For years after his death, I continued to receive interview requests for me to talk about Aritomo. Then came the enquiries asking for permission to visit Yugiri. I turned away every one of them. Interest in Aritomo did not die off completely, but I was relieved when it waned over time. The periodic flashes of curiosity over the decades usually occurred during the reissues of his translation of
Sakuteiki
, or when one of his early
ukiyo-e
prints went on sale in an auction in Tokyo. Over the decades the story of his disappearance had obscured him, like mists blurring the outlines of a mountain range, transforming it into whatever shapes people wanted to see.
‘Since coming here I’ve discovered an entire cottage industry centred just on Aritomo-sensei,’ Tatsuji says, shaking his head, half in admiration, half in disbelief. ‘Walking tours and talks, beer mugs and books and postcards and maps.’
‘I wouldn’t waste any money on those books if I were you. They’re rubbish, every one of them. Written by people who never knew him.’
‘Some of the theories
are
quite credible,’ Tatsuji says.
‘Which?’ I throw a few of them at him: ‘The one which says he had been kidnapped by the communists? Or that a tiger had mauled and eaten him? Some even think that he was a spy and had been recalled home to Japan.’
‘If he did return to Japan, no one ever saw him.’
‘You know which theory was my favourite?’ I ask. ‘The story a
bomoh
– that’s a Malay witchdoctor – told me: that an aboriginal sorceress had fallen in love with Aritomo and had bewitched him to live with her in the jungle.’
‘I remember the morning when I read about Aritomo-sensei’s disappearance in the news,’
Tatsuji says. ‘That was the moment he became a real person to me, and not just a name. Strange, is it not, that a man should become real only when he vanishes?’
Elephant-ear ferns between the rocks flap gently, and I fancy for a moment that they are straining to eavesdrop on our conversation.
‘What do you think really happened to him?’ Tatsuji asks.

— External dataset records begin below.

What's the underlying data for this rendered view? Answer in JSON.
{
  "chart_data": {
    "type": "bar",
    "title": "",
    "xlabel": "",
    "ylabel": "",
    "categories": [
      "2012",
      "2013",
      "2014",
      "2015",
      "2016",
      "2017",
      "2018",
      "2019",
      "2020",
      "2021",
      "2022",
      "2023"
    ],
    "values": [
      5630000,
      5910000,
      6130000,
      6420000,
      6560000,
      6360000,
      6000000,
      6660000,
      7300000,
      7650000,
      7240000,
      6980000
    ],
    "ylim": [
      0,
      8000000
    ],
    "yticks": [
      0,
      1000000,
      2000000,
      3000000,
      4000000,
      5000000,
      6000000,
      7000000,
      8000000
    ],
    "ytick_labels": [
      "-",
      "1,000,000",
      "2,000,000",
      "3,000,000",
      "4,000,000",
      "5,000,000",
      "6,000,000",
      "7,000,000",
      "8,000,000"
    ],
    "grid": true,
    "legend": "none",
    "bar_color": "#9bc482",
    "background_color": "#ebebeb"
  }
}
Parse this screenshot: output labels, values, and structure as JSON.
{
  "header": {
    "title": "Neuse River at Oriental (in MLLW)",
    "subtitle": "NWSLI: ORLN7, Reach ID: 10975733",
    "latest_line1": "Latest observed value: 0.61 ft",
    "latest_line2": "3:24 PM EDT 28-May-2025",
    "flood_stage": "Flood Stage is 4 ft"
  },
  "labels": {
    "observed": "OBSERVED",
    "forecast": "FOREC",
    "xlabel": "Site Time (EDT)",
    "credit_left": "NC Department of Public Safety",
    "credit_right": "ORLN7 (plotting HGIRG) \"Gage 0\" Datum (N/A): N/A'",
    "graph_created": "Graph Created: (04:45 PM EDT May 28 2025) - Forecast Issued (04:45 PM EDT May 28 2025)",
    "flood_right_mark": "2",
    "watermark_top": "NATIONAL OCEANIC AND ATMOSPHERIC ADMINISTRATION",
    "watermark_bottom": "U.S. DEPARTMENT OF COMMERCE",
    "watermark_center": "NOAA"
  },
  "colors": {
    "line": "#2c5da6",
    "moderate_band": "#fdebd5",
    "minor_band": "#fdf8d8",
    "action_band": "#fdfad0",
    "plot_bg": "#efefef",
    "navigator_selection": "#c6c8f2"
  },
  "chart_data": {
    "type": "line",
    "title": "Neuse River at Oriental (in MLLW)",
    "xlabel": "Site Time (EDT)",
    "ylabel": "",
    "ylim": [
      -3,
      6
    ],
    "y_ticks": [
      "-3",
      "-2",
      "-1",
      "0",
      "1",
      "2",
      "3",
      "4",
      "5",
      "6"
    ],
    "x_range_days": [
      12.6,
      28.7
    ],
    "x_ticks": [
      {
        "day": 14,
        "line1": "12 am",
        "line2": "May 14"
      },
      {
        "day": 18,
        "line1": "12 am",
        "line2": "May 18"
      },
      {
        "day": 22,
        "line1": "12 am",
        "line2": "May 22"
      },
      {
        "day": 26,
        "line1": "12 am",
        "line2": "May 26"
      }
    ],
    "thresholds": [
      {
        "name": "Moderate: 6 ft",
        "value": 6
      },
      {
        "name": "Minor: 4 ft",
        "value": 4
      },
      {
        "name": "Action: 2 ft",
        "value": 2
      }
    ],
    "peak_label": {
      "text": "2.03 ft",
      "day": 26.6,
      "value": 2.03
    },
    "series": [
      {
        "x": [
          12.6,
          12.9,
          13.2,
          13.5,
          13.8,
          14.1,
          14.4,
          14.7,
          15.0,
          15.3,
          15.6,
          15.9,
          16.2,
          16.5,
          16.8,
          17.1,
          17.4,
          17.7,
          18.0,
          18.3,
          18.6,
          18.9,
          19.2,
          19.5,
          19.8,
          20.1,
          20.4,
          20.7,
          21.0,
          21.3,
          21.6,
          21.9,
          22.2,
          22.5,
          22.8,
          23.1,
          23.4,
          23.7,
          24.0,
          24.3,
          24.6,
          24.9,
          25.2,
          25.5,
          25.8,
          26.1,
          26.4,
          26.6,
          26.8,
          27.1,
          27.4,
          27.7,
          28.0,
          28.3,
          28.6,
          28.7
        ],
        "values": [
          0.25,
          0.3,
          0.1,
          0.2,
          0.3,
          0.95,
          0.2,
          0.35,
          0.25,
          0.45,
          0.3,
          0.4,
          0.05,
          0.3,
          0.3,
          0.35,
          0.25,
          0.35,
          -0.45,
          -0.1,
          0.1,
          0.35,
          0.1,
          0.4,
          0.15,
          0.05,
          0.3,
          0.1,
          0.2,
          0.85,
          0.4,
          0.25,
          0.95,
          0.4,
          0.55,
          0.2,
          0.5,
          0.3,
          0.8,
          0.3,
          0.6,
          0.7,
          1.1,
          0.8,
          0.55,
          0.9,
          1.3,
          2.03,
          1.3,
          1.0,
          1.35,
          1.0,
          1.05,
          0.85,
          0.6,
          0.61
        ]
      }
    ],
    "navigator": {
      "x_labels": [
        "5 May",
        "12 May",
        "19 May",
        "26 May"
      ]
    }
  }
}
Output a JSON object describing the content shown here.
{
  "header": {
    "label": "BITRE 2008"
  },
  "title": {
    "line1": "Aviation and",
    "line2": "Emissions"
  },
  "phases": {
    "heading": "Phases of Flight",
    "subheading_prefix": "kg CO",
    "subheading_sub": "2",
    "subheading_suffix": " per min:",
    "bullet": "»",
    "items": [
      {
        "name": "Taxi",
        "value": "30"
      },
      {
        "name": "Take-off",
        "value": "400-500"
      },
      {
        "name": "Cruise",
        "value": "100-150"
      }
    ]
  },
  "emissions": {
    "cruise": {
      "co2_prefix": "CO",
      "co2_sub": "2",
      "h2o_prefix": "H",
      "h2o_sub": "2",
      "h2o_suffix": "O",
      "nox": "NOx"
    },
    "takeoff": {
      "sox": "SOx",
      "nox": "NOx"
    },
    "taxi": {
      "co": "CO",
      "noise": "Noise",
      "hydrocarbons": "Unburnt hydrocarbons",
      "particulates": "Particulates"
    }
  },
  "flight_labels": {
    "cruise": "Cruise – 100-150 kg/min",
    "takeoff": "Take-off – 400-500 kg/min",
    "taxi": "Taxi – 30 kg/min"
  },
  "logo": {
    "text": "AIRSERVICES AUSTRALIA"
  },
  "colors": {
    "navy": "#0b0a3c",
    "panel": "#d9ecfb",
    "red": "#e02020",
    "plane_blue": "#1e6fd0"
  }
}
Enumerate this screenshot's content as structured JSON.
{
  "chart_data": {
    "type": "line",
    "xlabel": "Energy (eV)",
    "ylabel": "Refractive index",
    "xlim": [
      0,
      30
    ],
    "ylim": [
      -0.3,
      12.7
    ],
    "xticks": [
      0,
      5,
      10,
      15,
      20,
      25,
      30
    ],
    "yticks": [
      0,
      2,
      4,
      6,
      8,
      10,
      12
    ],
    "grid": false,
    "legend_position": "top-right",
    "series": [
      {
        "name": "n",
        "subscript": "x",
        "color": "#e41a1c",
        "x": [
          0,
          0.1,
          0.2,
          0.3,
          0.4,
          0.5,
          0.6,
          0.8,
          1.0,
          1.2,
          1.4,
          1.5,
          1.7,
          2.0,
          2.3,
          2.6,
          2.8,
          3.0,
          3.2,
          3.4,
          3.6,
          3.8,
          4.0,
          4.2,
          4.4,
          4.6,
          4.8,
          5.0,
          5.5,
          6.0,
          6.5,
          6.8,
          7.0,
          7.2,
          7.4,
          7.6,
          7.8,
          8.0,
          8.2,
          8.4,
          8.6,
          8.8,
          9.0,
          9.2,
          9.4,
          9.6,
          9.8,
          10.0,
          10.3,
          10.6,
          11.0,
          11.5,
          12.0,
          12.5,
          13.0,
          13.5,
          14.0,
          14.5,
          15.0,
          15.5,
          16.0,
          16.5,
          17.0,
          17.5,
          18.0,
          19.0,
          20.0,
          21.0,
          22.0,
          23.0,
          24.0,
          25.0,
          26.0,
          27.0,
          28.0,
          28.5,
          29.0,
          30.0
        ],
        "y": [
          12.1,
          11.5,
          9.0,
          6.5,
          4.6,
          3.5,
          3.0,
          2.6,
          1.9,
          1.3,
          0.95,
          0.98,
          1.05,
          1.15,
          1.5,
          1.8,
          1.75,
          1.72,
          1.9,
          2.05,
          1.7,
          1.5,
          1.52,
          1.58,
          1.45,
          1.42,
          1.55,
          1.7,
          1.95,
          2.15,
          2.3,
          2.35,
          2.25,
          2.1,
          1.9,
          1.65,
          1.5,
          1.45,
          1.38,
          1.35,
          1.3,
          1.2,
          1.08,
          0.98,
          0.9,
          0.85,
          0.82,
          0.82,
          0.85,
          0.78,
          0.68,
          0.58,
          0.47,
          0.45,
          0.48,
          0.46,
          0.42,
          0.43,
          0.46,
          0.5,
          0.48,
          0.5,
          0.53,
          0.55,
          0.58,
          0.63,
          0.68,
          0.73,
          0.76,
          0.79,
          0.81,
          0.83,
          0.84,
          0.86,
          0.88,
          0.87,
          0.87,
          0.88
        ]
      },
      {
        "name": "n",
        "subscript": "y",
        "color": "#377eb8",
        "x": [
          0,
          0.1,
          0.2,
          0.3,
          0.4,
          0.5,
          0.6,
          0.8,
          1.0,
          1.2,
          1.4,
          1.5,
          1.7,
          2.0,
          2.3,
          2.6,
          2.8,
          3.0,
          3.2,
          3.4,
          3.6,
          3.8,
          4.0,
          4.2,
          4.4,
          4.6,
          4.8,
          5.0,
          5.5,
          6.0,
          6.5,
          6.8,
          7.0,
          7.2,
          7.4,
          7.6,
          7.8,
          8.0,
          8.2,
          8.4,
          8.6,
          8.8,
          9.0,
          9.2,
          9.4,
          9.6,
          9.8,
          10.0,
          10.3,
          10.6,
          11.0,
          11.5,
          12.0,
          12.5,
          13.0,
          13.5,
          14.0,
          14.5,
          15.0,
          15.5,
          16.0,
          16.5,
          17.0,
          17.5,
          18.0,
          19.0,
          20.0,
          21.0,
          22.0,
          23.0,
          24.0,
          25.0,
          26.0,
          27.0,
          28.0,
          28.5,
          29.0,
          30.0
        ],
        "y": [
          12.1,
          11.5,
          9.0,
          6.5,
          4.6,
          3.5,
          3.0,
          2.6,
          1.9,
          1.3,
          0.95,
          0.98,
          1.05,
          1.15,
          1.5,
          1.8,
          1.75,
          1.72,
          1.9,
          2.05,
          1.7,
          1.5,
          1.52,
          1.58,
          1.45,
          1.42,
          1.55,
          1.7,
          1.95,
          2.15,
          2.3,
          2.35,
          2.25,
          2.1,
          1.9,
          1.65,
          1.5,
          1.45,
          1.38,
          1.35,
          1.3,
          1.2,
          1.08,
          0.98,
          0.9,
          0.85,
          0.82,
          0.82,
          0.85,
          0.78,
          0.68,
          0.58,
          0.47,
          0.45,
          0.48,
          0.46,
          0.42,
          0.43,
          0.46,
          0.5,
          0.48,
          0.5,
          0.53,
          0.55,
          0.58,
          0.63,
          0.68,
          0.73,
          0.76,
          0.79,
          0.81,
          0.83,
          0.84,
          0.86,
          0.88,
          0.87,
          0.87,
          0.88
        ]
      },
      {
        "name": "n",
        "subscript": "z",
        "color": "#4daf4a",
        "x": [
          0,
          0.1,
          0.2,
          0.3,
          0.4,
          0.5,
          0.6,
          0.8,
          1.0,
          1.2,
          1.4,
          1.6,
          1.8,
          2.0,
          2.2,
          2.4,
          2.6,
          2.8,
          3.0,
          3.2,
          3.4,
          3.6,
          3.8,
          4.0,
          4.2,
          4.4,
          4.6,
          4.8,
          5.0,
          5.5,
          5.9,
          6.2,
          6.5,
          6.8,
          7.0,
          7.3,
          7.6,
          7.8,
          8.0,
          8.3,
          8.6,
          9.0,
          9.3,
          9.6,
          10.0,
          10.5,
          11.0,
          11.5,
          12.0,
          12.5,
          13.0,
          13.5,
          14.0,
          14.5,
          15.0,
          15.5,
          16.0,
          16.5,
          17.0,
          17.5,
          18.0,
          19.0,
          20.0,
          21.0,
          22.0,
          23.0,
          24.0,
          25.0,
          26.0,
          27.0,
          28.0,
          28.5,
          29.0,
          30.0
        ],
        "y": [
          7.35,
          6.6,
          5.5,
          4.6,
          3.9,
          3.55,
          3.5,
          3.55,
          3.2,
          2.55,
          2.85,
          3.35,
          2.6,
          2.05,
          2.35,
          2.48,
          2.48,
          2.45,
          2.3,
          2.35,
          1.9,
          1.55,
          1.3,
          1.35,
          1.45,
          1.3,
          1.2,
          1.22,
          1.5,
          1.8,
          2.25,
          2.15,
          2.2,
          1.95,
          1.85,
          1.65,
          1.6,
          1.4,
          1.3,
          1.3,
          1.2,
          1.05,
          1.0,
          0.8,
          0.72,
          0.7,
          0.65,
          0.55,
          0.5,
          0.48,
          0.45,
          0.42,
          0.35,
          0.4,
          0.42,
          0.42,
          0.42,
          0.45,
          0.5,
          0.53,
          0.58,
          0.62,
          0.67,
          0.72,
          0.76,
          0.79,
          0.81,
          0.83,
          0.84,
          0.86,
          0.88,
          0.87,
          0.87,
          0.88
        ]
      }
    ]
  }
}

‘Look around you.’ My hand draws a circle in the air, throwing a lasso over the mountains. ‘Do you know how easy it is to lose your way in the jungle? Just one wrong turn and suddenly you wouldn’t know where you were.’ I point to a ridge behind us, a crack running up its side. ‘See that viewing tower jutting out there, among the trees? His favourite walk goes past that. You think you would be able to find your way out from the jungle if you went off the path there?’
‘Probably not.’
‘People get lost in the jungles up here. It happens quite often, although the papers don’t report it. And forty years ago the highlands weren’t as developed as they are today. This place was wilder then.’
Tatsuji’s eyes take in the hills in a long, slow sweep. Going to the edge of the slope, I tell him about the Taoist symbols Aritomo had etched with light and shadows on the lawn below. He shades his eyes with his hand and peers down. ‘I do not see them.’
‘Too much cloud-shadow,’ I reply.
But when we walk past the area later I realise it is not the clouds that have rubbed away the symbols but the grass growing wild. The boundary between positive and negative, male and female, darkness and light, has been lost. Like so many other features in Yugiri, the positive and negative elements created by Aritomo are based on illusion, visible only when the right conditions are present.